# Given an $n \times n$ matrix $A$ with orthonormal columns, how does one show that $A$ has orthonormal rows?

Given an nxn matrix A with mutually orthonormal columns, how does one show that A has mutually orthonormal rows WITHOUT assuming that A is orthogonal (A^T = A^-1)? I can show that A has mutually orthogonal rows by using the orthogonality between the row space and null space of a matrix, as well as the fact that the columns of A span R^n, but I need to show that the rows also have unit length. That is where I am getting stuck.

A similar question was asked here: Orthonormal columns and rows ; however, in trying to prove that A is orthogonal iff A has orthonormal columns, they don't show that AA^T = I given orthonormal columns, so their proof seems incomplete (if A is orthogonal, then A^T *A = I AND AA^T = I). To finish the proof, I believe they would need to answer my question.

• Usually by this point one has already established that if $AB=I$ then $BA=I$. – user856 Jan 19 '20 at 6:01

## 2 Answers

The dot product of the $$i$$'th and $$j$$'th columns of $$A$$ is $$(A^T A)_{ij}$$, so $$A^T A = I$$ is equivalent to the statement that the columns are orthonormal. Now this implies that $$A$$ has rank $$n$$, and therefore is invertible, and therefore $$A^T = A^{-1}$$, so $$A A^T = I$$ also, which is equivalent to the statement that the rows are orthonormal.

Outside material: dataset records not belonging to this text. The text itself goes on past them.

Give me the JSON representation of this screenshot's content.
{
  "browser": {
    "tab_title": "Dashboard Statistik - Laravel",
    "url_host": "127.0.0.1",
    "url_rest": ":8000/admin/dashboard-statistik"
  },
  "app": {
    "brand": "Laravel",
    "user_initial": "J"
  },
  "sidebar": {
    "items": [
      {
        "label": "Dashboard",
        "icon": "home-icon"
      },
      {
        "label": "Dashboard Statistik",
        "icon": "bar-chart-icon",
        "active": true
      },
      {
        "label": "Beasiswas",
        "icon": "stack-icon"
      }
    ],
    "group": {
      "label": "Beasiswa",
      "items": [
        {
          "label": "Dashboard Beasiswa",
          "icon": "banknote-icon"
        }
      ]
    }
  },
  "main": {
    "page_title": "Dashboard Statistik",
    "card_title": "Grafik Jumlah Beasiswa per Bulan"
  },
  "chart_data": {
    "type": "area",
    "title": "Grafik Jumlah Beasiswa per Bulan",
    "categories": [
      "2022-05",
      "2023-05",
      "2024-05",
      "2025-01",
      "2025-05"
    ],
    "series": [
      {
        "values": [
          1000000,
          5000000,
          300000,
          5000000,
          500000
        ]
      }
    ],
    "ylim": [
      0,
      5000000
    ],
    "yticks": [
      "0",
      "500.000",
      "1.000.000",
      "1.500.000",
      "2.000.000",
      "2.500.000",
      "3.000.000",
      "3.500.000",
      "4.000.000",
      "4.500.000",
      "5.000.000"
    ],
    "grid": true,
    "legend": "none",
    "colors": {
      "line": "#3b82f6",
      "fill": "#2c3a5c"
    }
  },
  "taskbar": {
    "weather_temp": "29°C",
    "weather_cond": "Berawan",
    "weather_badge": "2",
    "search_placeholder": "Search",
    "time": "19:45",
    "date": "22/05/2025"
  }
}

The canonical answer is Robert's. Here's another argument:

You know that $$A^TA=I$$. Multiplying by $$A$$ on the left and $$A^T$$ on the right, you get $$(AA^T)^2=AA^T$$. So $$AA^T$$ is an idempotent. In particular its eigenvalues can only be $$0$$ and $$1$$. Let $$m$$ be the multiplicity of $$1$$ as an eigenvalue of $$AA^T$$. Then $$m=\operatorname{Tr}(AA^T)=\operatorname{Tr}(A^TA)=\operatorname{Tr}(I)=n.$$ This shows that all eigenvalues of $$AA^T$$ are $$1$$. Thus it is invertible; as the only invertible idempotent is $$I$$ we get that $$AA^T=I$$.